Un soir, on fit une ronde de surveillance dans la forêt ; nous étions les 3 américains plus le cuisinier. N'ayant rien remarqué, nous rentrâmes au camp. Il pleuvait beaucoup, nous étions trempés, et il faisait très froid. La pluie traversait nos tentes improvisées. Un jour, ils tuèrent un mouton. Il fallait bien manger. Nous eûmes du ragoût jusqu'à épuisement. Un soir, vers 8 heures 30, Emile nous dit que nous allions faire un coup de main. Il nous dit qu'il y aurait du danger. Il nous dit que nous devions être prêt à tout. On me donna un vieux fusil de l'Armée Française. Il était sale et rouillé et ne pouvait contenir qu'une seule balle dans son magasin. Jack avait une Sten. Nous avions roulé jusqu'à minuit, puis on descendit du camion. Silencieusement on approcha d'un pont routier qui enjambait une voie ferrée. Nous descendîmes en bas de ce pont quand soudain, un chien se mit à aboyer. Nous avons pensé à une patrouille allemande. Norm et moi nous devions nous asseoir de chaque côté de ce pont, interdisant son accès. La consigne était de descendre toute personne qui se présenterait. J’étais assis sur le rebord droit de ce pont. J’essayais de voir de l'autre côté et aussi vers l’horizon où je distinguais des talus. Chaque fois qu'une brindille bougeait, je croyais qu'une patrouille ennemie arrivait ; je crois que ces minutes furent les plus dures de ma vie. Il faisait bien noir sous les nuages avec un clair de lune de temps en temps. Toujours l'attente sur le qui vive. Les autres gars installaient le plastic sur les voies. Nous devions attendre jusqu'à 5 heures. Si aucun train n'arrivait, nous devions faire sauter les rails. Après avoir attendu une bonne demi-heure, on entendit au loin un train qui venait vers nous. Il lança un coup de sifflet. Il approcha de nous, la locomotive soufflait et haletait comme si elle tirait un lourd chargement. On voyait sa lanterne. Je courus me jeter derrière un remblais. Je venais tout juste de me mettre à plat ventre qu'une terrible explosion se fit entendre.

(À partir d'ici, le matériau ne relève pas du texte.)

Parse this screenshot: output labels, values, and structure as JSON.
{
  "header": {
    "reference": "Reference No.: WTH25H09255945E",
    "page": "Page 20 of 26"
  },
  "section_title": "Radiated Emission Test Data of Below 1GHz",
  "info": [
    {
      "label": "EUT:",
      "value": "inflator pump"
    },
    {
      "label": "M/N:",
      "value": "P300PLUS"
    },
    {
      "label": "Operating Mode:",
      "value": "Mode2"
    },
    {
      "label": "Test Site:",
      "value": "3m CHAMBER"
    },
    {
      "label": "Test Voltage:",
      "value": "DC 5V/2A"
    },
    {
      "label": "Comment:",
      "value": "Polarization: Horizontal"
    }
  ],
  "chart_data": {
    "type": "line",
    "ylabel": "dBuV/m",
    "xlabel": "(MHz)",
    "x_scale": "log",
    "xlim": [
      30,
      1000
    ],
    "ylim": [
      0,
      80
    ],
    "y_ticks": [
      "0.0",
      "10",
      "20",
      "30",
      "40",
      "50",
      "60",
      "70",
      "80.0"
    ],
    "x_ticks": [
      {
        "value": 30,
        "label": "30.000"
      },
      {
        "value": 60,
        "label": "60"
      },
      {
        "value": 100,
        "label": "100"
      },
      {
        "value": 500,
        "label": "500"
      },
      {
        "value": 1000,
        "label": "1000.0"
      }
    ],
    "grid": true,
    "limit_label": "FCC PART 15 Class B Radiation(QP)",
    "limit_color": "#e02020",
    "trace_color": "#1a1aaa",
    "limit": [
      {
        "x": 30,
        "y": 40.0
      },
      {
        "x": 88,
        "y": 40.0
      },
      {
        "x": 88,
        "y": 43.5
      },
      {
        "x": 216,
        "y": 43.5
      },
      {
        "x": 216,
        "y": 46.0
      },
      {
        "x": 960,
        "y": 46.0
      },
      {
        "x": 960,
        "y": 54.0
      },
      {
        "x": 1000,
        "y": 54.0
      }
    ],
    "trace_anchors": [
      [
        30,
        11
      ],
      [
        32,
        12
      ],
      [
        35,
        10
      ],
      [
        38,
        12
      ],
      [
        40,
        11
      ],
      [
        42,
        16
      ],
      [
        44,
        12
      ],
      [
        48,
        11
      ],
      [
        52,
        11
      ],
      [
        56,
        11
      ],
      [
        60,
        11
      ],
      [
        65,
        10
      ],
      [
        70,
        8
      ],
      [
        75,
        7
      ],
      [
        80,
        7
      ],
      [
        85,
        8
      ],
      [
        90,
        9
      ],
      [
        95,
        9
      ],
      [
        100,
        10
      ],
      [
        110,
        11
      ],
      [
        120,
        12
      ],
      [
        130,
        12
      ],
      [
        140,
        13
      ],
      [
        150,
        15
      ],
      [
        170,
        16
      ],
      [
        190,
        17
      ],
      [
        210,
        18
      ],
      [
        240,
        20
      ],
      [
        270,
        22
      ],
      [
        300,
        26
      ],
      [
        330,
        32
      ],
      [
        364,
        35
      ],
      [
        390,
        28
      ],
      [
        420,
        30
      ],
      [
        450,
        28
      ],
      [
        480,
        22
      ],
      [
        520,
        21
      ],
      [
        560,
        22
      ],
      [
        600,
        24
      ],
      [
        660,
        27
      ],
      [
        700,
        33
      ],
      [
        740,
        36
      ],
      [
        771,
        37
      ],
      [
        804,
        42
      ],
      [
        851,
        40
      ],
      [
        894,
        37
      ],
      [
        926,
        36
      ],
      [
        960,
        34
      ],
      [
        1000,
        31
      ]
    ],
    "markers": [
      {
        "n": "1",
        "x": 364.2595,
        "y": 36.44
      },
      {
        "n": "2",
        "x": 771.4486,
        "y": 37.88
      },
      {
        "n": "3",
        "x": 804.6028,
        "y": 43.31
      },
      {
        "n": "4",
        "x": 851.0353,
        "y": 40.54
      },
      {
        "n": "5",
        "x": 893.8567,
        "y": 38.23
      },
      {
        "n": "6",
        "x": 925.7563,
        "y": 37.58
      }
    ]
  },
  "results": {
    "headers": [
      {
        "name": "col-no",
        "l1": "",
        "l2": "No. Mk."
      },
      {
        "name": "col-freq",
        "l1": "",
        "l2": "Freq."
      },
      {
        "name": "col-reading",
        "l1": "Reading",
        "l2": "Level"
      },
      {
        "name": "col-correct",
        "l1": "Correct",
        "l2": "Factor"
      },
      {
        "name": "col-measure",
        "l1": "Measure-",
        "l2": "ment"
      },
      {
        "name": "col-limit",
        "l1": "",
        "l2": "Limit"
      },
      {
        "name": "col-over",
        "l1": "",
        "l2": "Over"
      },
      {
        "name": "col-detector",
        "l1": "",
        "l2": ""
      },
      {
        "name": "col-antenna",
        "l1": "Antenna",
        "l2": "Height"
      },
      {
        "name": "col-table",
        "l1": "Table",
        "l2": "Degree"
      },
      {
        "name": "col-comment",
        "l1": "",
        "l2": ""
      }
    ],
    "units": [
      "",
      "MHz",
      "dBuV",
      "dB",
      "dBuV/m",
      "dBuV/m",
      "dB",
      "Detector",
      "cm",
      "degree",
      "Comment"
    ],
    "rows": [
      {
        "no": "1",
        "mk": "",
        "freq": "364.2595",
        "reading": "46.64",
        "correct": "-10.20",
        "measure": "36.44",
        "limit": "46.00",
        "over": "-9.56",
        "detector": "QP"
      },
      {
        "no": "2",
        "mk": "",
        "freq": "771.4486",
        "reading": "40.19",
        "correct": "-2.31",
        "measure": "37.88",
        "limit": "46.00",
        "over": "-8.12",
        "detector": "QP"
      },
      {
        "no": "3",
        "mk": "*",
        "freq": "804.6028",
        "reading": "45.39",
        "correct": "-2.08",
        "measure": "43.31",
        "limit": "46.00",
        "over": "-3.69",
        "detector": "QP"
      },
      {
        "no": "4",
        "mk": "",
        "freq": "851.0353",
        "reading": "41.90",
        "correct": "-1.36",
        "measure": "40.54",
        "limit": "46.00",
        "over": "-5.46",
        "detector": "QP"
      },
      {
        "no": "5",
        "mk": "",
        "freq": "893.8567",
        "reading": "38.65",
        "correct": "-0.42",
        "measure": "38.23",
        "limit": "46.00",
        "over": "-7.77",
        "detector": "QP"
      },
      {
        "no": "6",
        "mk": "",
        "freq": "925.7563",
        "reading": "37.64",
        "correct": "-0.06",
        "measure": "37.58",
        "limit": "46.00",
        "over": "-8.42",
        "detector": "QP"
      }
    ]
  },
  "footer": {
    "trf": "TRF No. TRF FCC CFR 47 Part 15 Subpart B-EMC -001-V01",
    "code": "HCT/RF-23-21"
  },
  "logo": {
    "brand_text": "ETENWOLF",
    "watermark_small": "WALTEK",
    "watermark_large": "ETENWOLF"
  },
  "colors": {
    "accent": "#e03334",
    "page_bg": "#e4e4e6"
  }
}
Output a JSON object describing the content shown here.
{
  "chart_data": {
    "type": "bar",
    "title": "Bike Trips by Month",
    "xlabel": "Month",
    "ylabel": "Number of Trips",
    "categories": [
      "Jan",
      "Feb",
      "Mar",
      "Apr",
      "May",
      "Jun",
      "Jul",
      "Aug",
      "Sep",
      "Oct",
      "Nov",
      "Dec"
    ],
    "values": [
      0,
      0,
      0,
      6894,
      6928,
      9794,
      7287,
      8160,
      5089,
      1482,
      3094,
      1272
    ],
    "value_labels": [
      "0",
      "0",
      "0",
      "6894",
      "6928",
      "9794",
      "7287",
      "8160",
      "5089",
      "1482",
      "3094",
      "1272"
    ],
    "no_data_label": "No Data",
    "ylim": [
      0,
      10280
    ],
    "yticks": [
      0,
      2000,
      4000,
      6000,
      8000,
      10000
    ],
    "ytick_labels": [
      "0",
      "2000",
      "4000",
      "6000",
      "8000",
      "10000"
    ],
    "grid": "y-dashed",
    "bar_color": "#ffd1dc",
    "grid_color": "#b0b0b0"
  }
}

Une flamme immense se projeta en l’air. La chaudière avait dû éclater. La locomotive avait déraillé et les deux premiers wagons étaient en pièces détachées. On entendait des morceaux métalliques qui retombaient sur le sol. Le remblais nous protégeait. Nous sautâmes vite dans le camion et partîmes tous feux éteints. Nous étions sur nos gardes à chaque petit village que nous traversions au cas où les allemands auraient barré les routes. Le gars à l'avant du camion avait des grenades toutes prêtes. Au loin derrière, nous aperçûmes les phares d'une voiture. Nous avons pensé aux allemands, ce qui était sans doute le cas. On réussit à les semer malgré l'absence de phares allumés sur notre camion. Nous suivions les routes de l’arrière pays pour éviter de mauvaises rencontres. Mais... enfin nous arrivâmes au camp. Un café et un peu de pain, puis direction le tas de foin proche qui nous servait de lit. Le lendemain nous essayâmes nos armes et mon vieux fusil. On tirait sur une cible placée de l'autre côté du vallon, la moitié des balles ne partaient pas. J’imagine la situation car hier nous avions les mêmes armes et les mêmes cartouches. Si l'ennemi avait engagé le combat. C’est encore le destin qui dirige cela dans nos vies. Deux jours plus tard, on se joignit à un autre groupe de maquisards. Le commandant s'appelait Jacques, René était son adjoint. Le camp était divisé en deux groupes. Nous, les Américains, nous étions avec Jacques. On reçut un nouveau cuisinier, Robert ; c'était un homme brave et qui ne rechignait pas aux tâches les plus dures. Il se promenait avec sa mitraillette au milieu de la rue, visible comme la Lady Godiva. Nous, les Américains, nous avions le réflexe simple de nous protéger de tirs éventuels. Il se disait qu'il était mercenaire auparavant. Il avait reçu une balle dans l'épaule. Il lui manquait un doigt ; il nous disait que c'était une balle qui le lui avait enlevé. Sa femme, que nous avions rencontré, nous avait dit qu'il avait été sectionné par une faucheuse. Il avait un tatouage sur le dos. Un Senor et sa Senorita. Sans doute un trophée du temps passé.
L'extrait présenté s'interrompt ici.